Se la tesi di Pignatone e colleghi reggerà lo dirà il processo, e i legali degli indagati stanno già affilando le armi per contestare, prima di tutto il resto, l’accusa di 416 bis – l’associazione per delinquere di stampo mafioso – che a detta dello stesso Pignatone tocca in questo momento anche l’ex sindaco di Roma Gianni Alemanno. Ma di nuova mafia si sente parlare sempre più spesso nei tribunali. A Brescia il termine è stato utilizzato dal Procuratore generale Pierluigi Dell’Osso per descrivere l’arresto di 15 persone, in prevalenza imprenditori, professionisti e funzionari pubblici, accusati di impiegare negli affari il “metodo mafioso”, pur non essendo affiliati né “punciuti” da nessun padrino vero. E recentemente a Torino sono arrivate le condanne in primo grado per 416 bis a un gruppo criminale né calabrese né siciliano né campano, ma romeno.

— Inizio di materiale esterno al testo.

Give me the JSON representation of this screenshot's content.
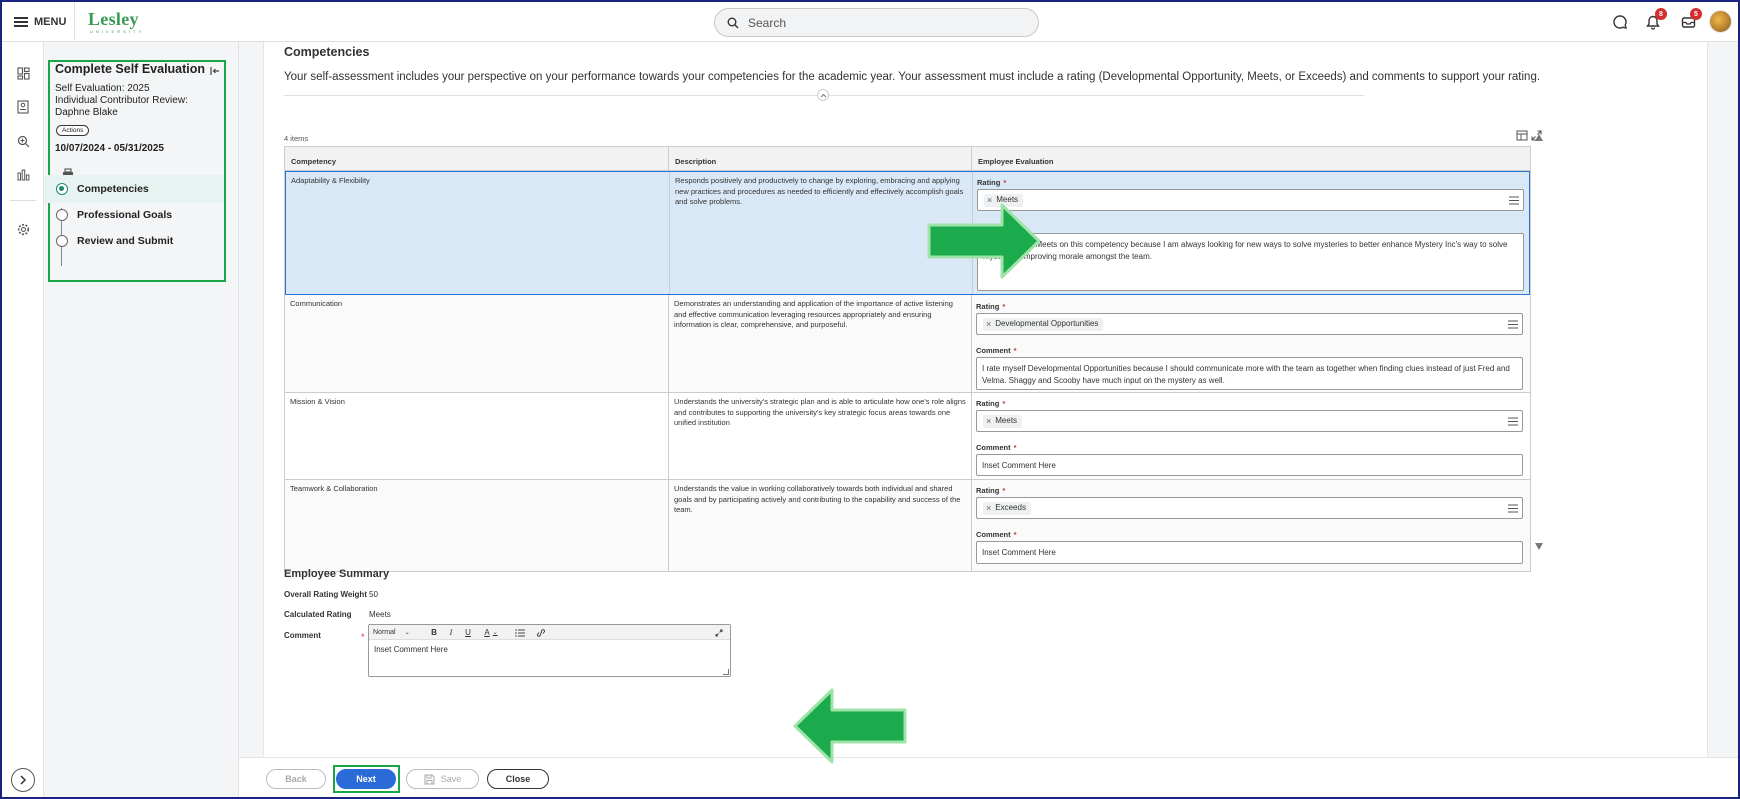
{
  "topbar": {
    "menu_label": "MENU",
    "logo_text": "Lesley",
    "logo_subtext": "UNIVERSITY",
    "search_placeholder": "Search",
    "notifications_count": "8",
    "inbox_count": "5"
  },
  "task": {
    "title": "Complete Self Evaluation",
    "line1": "Self Evaluation: 2025",
    "line2": "Individual Contributor Review:",
    "line3": "Daphne Blake",
    "actions_label": "Actions",
    "dates": "10/07/2024 - 05/31/2025",
    "steps": [
      {
        "label": "Competencies",
        "active": true
      },
      {
        "label": "Professional Goals",
        "active": false
      },
      {
        "label": "Review and Submit",
        "active": false
      }
    ]
  },
  "section": {
    "title": "Competencies",
    "description": "Your self-assessment includes your perspective on your performance towards your competencies for the academic year. Your assessment must include a rating (Developmental Opportunity, Meets, or Exceeds) and comments to support your rating.",
    "items_count": "4 items"
  },
  "table": {
    "headers": [
      "Competency",
      "Description",
      "Employee Evaluation"
    ],
    "rating_label": "Rating",
    "comment_label": "Comment",
    "rows": [
      {
        "competency": "Adaptability & Flexibility",
        "description": "Responds positively and productively to change by exploring, embracing and applying new practices and procedures as needed to efficiently and effectively accomplish goals and solve problems.",
        "rating": "Meets",
        "comment": "I rate myself a Meets on this competency because I am always looking for new ways to solve mysteries to better enhance Mystery Inc's way to solve mysteries. Improving morale amongst the team."
      },
      {
        "competency": "Communication",
        "description": "Demonstrates an understanding and application of the importance of active listening and effective communication leveraging resources appropriately and ensuring information is clear, comprehensive, and purposeful.",
        "rating": "Developmental Opportunities",
        "comment": "I rate myself Developmental Opportunities because I should communicate more with the team as together when finding clues instead of just Fred and Velma. Shaggy and Scooby have much input on the mystery as well."
      },
      {
        "competency": "Mission & Vision",
        "description": "Understands the university's strategic plan and is able to articulate how one's role aligns and contributes to supporting the university's key strategic focus areas towards one unified institution",
        "rating": "Meets",
        "comment": "Inset Comment Here"
      },
      {
        "competency": "Teamwork & Collaboration",
        "description": "Understands the value in working collaboratively towards both individual and shared goals and by participating actively and contributing to the capability and success of the team.",
        "rating": "Exceeds",
        "comment": "Inset Comment Here"
      }
    ]
  },
  "summary": {
    "title": "Employee Summary",
    "weight_label": "Overall Rating Weight",
    "weight_value": "50",
    "calc_label": "Calculated Rating",
    "calc_value": "Meets",
    "comment_label": "Comment",
    "editor_style": "Normal",
    "comment_text": "Inset Comment Here"
  },
  "footer": {
    "back": "Back",
    "next": "Next",
    "save": "Save",
    "close": "Close"
  },
  "colors": {
    "brand_green": "#3a9a55",
    "highlight_green": "#19a64a",
    "primary_blue": "#2b6bd8",
    "selected_row": "#d9e8f7",
    "required_red": "#d32f2f"
  }
}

Il mondo cambia e anche Massimo Carminati, protagonista di quattro decenni di criminalità ed eversione nera a Roma, sembra rendersene conto, notano gli investigatori del Ros. Negli ultimi anni il contrasto delle forze dell’ordine e della magistratura si è fatto più pesante e dunque anche lui comprende “le controindicazioni di un modello criminale basato su un uso essenziale dell’intimidazione e della violenza”. Ben più vantaggioso è “indurre l’imprenditore a ricercare o almeno accettare la vicinanza del sodalizio, avvalendosi dei suoi ‘servizi'”. Dalla classica “protezione” mafiosa alla legittima fornitura aziendale.

Come dice lo stesso Carminati, intercettato il 13 dicembre 2012, non vale più la pena di fare il recupero crediti (violento) per conto terzi. Perché spesso, con la crisi, la vittima i soldi non ce li ha davvero e non è pestandola a sangue che saltano fuori. E perché caso mai è meglio “intervenire prima”, con il meccanismo della protezione. E perché, soprattutto, chiarisce Carminati, “non siamo più gente che potemo fa’ una cosa del genere… pe’ du lire”.